Arbeitnehmer müssen gemäß dem Pensionsgesetz von 2004 für Treuhänder ihrer betrieblichen Altersversorgung stimmen können. In einigen Unternehmen, wie z. B. Universitäten[5], können die Mitarbeiter für die Direktoren der Organisation stimmen. [6] In Unternehmen mit mehr als 50 Beschäftigten müssen die Arbeitnehmer über wichtige wirtschaftliche Entwicklungen oder Schwierigkeiten informiert und konsultiert werden. [7] Dies geschieht durch eine stetig wachsende Zahl von Betriebsräten, die in der Regel vom Personal angefordert werden müssen. Das Vereinigte Königreich bleibt jedoch hinter den europäischen Standards zurück, indem es verlangt, dass alle Arbeitnehmer neben Anteilseignern des Privatsektors oder staatlichen Behörden im öffentlichen Sektor eine Stimme für den Verwaltungsrat ihres Unternehmens abgeben müssen. [8] Tarifverhandlungen zwischen demokratisch organisierten Gewerkschaften und der Unternehmensleitung wurden als “einziger Kanal” für einzelne Arbeitnehmer angesehen, um dem Machtmissbrauch des Arbeitgebers entgegenzuwirken, wenn er Mitarbeiter entlässt oder die Arbeitszeit festlegt.
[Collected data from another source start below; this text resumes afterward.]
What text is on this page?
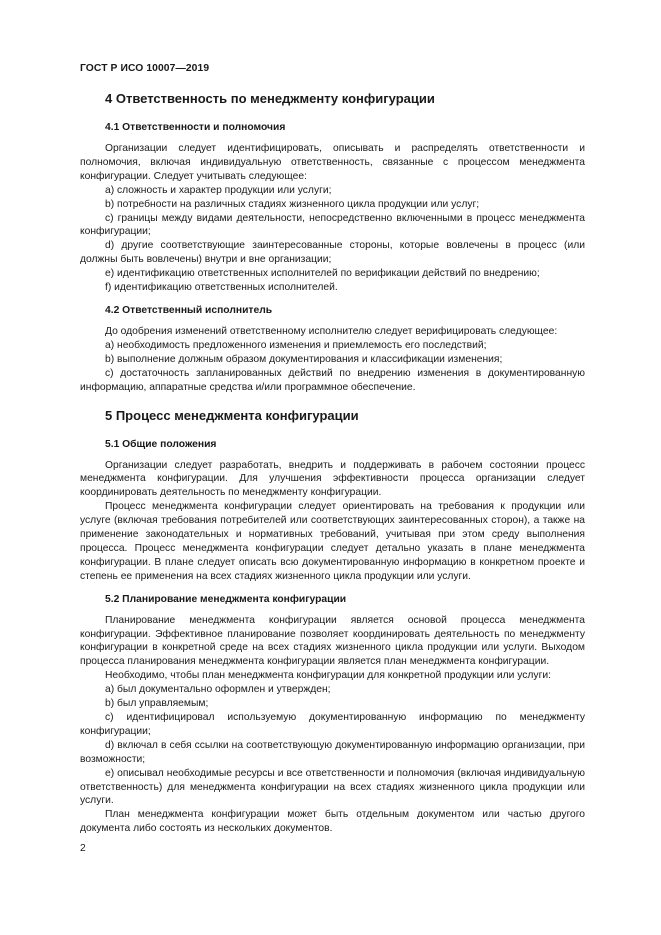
ГОСТ Р ИСО 10007—2019
4 Ответственность по менеджменту конфигурации
4.1 Ответственности и полномочия

Организации следует идентифицировать, описывать и распределять ответственности и полномочия, включая индивидуальную ответственность, связанные с процессом менеджмента конфигурации. Следует учитывать следующее:

a) сложность и характер продукции или услуги;

b) потребности на различных стадиях жизненного цикла продукции или услуг;

c) границы между видами деятельности, непосредственно включенными в процесс менеджмента конфигурации;

d) другие соответствующие заинтересованные стороны, которые вовлечены в процесс (или должны быть вовлечены) внутри и вне организации;

e) идентификацию ответственных исполнителей по верификации действий по внедрению;

f) идентификацию ответственных исполнителей.

4.2 Ответственный исполнитель

До одобрения изменений ответственному исполнителю следует верифицировать следующее:

a) необходимость предложенного изменения и приемлемость его последствий;

b) выполнение должным образом документирования и классификации изменения;

c) достаточность запланированных действий по внедрению изменения в документированную информацию, аппаратные средства и/или программное обеспечение.

5 Процесс менеджмента конфигурации
5.1 Общие положения

Организации следует разработать, внедрить и поддерживать в рабочем состоянии процесс менеджмента конфигурации. Для улучшения эффективности процесса организации следует координировать деятельность по менеджменту конфигурации.

Процесс менеджмента конфигурации следует ориентировать на требования к продукции или услуге (включая требования потребителей или соответствующих заинтересованных сторон), а также на применение законодательных и нормативных требований, учитывая при этом среду выполнения процесса. Процесс менеджмента конфигурации следует детально указать в плане менеджмента конфигурации. В плане следует описать всю документированную информацию в конкретном проекте и степень ее применения на всех стадиях жизненного цикла продукции или услуги.

5.2 Планирование менеджмента конфигурации

Планирование менеджмента конфигурации является основой процесса менеджмента конфигурации. Эффективное планирование позволяет координировать деятельность по менеджменту конфигурации в конкретной среде на всех стадиях жизненного цикла продукции или услуги. Выходом процесса планирования менеджмента конфигурации является план менеджмента конфигурации.

Необходимо, чтобы план менеджмента конфигурации для конкретной продукции или услуги:

a) был документально оформлен и утвержден;

b) был управляемым;

c) идентифицировал используемую документированную информацию по менеджменту конфигурации;

d) включал в себя ссылки на соответствующую документированную информацию организации, при возможности;

e) описывал необходимые ресурсы и все ответственности и полномочия (включая индивидуальную ответственность) для менеджмента конфигурации на всех стадиях жизненного цикла продукции или услуги.

План менеджмента конфигурации может быть отдельным документом или частью другого документа либо состоять из нескольких документов.

2
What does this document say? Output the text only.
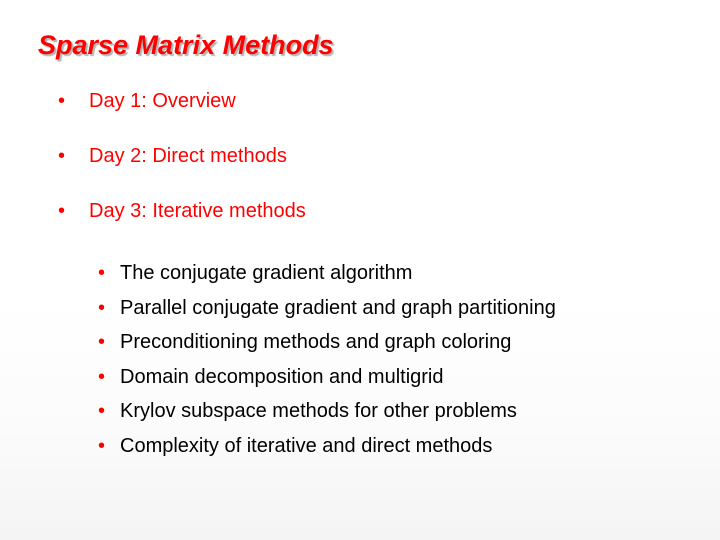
Sparse Matrix Methods
•	Day 1: Overview
•	Day 2: Direct methods
•	Day 3: Iterative methods
• The conjugate gradient algorithm
• Parallel conjugate gradient and graph partitioning
• Preconditioning methods and graph coloring
• Domain decomposition and multigrid
• Krylov subspace methods for other problems
• Complexity of iterative and direct methods
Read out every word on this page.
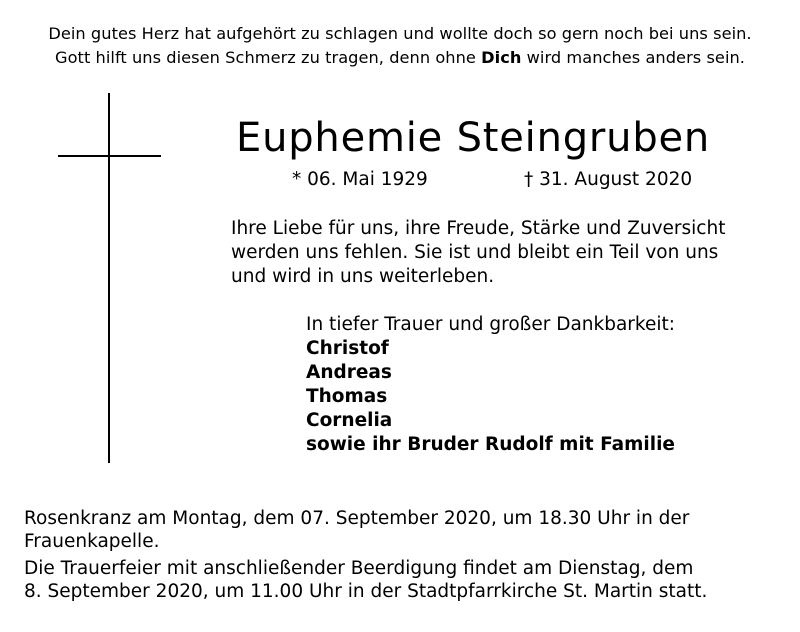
Dein gutes Herz hat aufgehört zu schlagen und wollte doch so gern noch bei uns sein.
Gott hilft uns diesen Schmerz zu tragen, denn ohne Dich wird manches anders sein.
Euphemie Steingruben
* 06. Mai 1929	† 31. August 2020
Ihre Liebe für uns, ihre Freude, Stärke und Zuversicht
werden uns fehlen. Sie ist und bleibt ein Teil von uns
und wird in uns weiterleben.
In tiefer Trauer und großer Dankbarkeit:
Christof
Andreas
Thomas
Cornelia
sowie ihr Bruder Rudolf mit Familie
Rosenkranz am Montag, dem 07. September 2020, um 18.30 Uhr in der
Frauenkapelle.
Die Trauerfeier mit anschließender Beerdigung findet am Dienstag, dem
8. September 2020, um 11.00 Uhr in der Stadtpfarrkirche St. Martin statt.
Tarifverträge werden letztlich durch das Streikrecht einer Gewerkschaft untermauert: eine Grundvoraussetzung der demokratischen Gesellschaft im Völkerrecht.

Nach dem Gewerkschafts- und Arbeitsbeziehungengesetz von 1992 sind Streiks grundsätzlich rechtmäßig, wenn sie “in Derkontemplation oder Weiterentwicklung eines Handelsstreits” stehen.